The dad of an autistic boy who lost his treasured Terry Pratchett novels has praised selfless strangers on the internet who rallied around to replace all 41 Discworld books in one week for free.

Avid reader and Pratchett fanatic Freddie Findlay, 14, was left distraught after a pipe burst in the bathroom of his home near York, dousing and destroying the novels on the shelf below on January 29.

Dad Oliver posted the heartbreaking news to his followers on Twitter and was met by an “unbelievable” response. He told The Big Issue that Freddie, who reads up to eight books every week, had been left in a “blind panic” by the loss.

“We heard a funny noise then the ceiling came through and everything became saturated. It was pretty disgusting and the books were ruined, they were in a puddle of sludge on the floor,” he said.

“With Freddie being autistic, he looks at the books every day and counts them to make sure they’re all there. They are a comfort thing for Freddie as well. When he saw the books he had an instant meltdown and went into a blind panic. It caused distress and anxiety and he was really upset.”

The tweet was picked up 2019 Big Issue Changemaker Simon Key of Big Green Bookshop, who has found success on the social media platform with his weekly #buyastrangerabook initiative.

And he mobilised his army of Twitter followers to help out. Within half an hour, offers had been made to replace all the books while Pratchett’s daughter, writer Rhianna Pratchett, had also been in touch with the offer of “loot”.

“I’m always moaning on Twitter – it’s where I go to moan – but I put it on Twitter because I have a lot of parents of autistic children on there,” said Oliver. “Next thing I knew, Big Green Books picked up the tweet and it caught fire.

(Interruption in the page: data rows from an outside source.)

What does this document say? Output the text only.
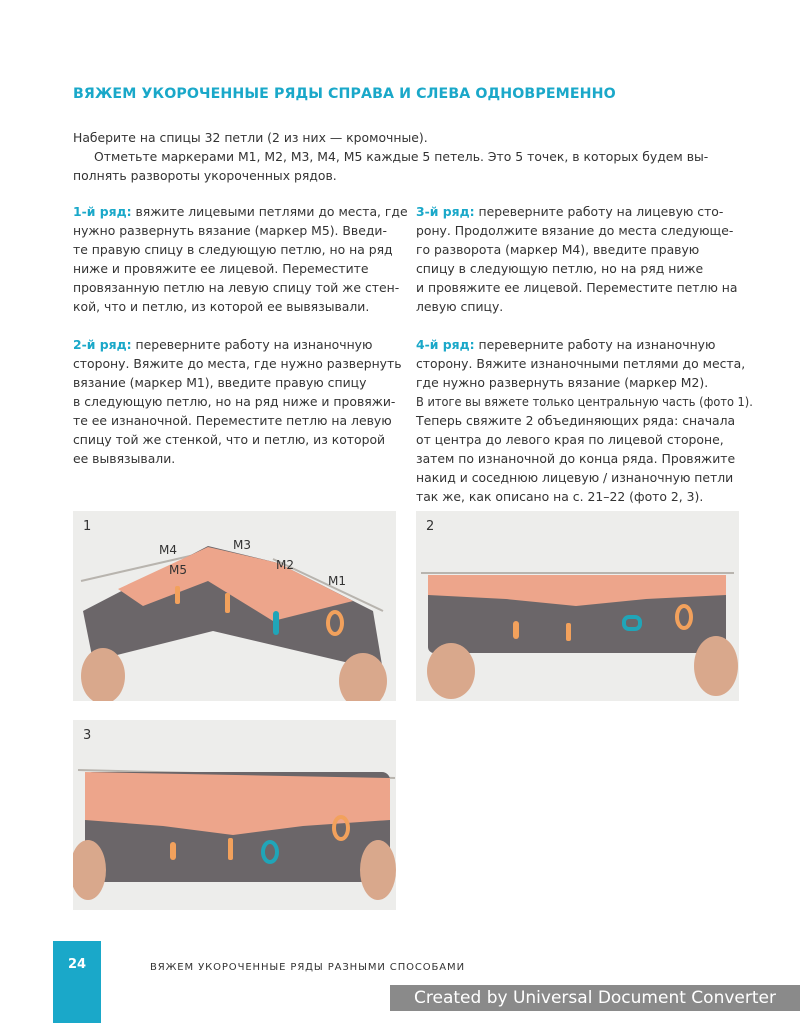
ВЯЖЕМ УКОРОЧЕННЫЕ РЯДЫ СПРАВА И СЛЕВА ОДНОВРЕМЕННО

Наберите на спицы 32 петли (2 из них — кромочные).

Отметьте маркерами М1, М2, М3, М4, М5 каждые 5 петель. Это 5 точек, в которых будем вы-

полнять развороты укороченных рядов.

1-й ряд: вяжите лицевыми петлями до места, где
нужно развернуть вязание (маркер М5). Введи-
те правую спицу в следующую петлю, но на ряд
ниже и провяжите ее лицевой. Переместите
провязанную петлю на левую спицу той же стен-
кой, что и петлю, из которой ее вывязывали.

2-й ряд: переверните работу на изнаночную
сторону. Вяжите до места, где нужно развернуть
вязание (маркер М1), введите правую спицу
в следующую петлю, но на ряд ниже и провяжи-
те ее изнаночной. Переместите петлю на левую
спицу той же стенкой, что и петлю, из которой
ее вывязывали.

3-й ряд: переверните работу на лицевую сто-
рону. Продолжите вязание до места следующе-
го разворота (маркер М4), введите правую
спицу в следующую петлю, но на ряд ниже
и провяжите ее лицевой. Переместите петлю на
левую спицу.

4-й ряд: переверните работу на изнаночную
сторону. Вяжите изнаночными петлями до места,
где нужно развернуть вязание (маркер М2).
В итоге вы вяжете только центральную часть (фото 1).
Теперь свяжите 2 объединяющих ряда: сначала
от центра до левого края по лицевой стороне,
затем по изнаночной до конца ряда. Провяжите
накид и соседнюю лицевую / изнаночную петли
так же, как описано на с. 21–22 (фото 2, 3).

1
М5
М4	М3
М2
М1
2
3
24	ВЯЖЕМ УКОРОЧЕННЫЕ РЯДЫ РАЗНЫМИ СПОСОБАМИ
Created by Universal Document Converter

“Simon (Key, Big Green Bookshop co-founder) got in touch with me and within 20 minutes they’d got all 41 books. It was really quick, I couldn’t believe it, I didn’t expect the entire collection.

“It was fantastic.”


The Big Issue magazine is a social enterprise, a business that reinvests its profits in helping others who are homeless, at risk of homelessness, or whose lives are blighted by poverty.

A week later, the entire collection arrived at Oliver and Freddie’s home and the youngster is so overjoyed that the books have yet to be returned to the repaired shelf.

Oliver told The Big Issue that the experience his restored his faith in social media.

“Freddie was absolutely delighted. With him being autistic, he doesn’t dance around and cheer but he clasps his hands and shakes. He was absolutely made up,” he said.

“I’ve not even got them back on the bookshelf yet because he is still looking through them all and putting them in the order he likes them in.

“It’s really overwhelming that Simon has organised that and I couldn’t keep up with replying to people. I’ll be honest, I just kind of sat there and filled up.

“Twitter is kind of like a bin fire most of the time, it’s horrible! But something like that happens and it’s absolutely amazing – social media can be a good thing.

“Thanks so much to Big Green Books and everyone who donated – it really is staggering that people would do that and it blew me out of the water.”

Big Green Bookshop co-founder Simon Key added: “I like to do things that make me happy and I’m fortunate that my followers point me in the right direction. It’s nice to be in the position that I can rally people to help in situations like this.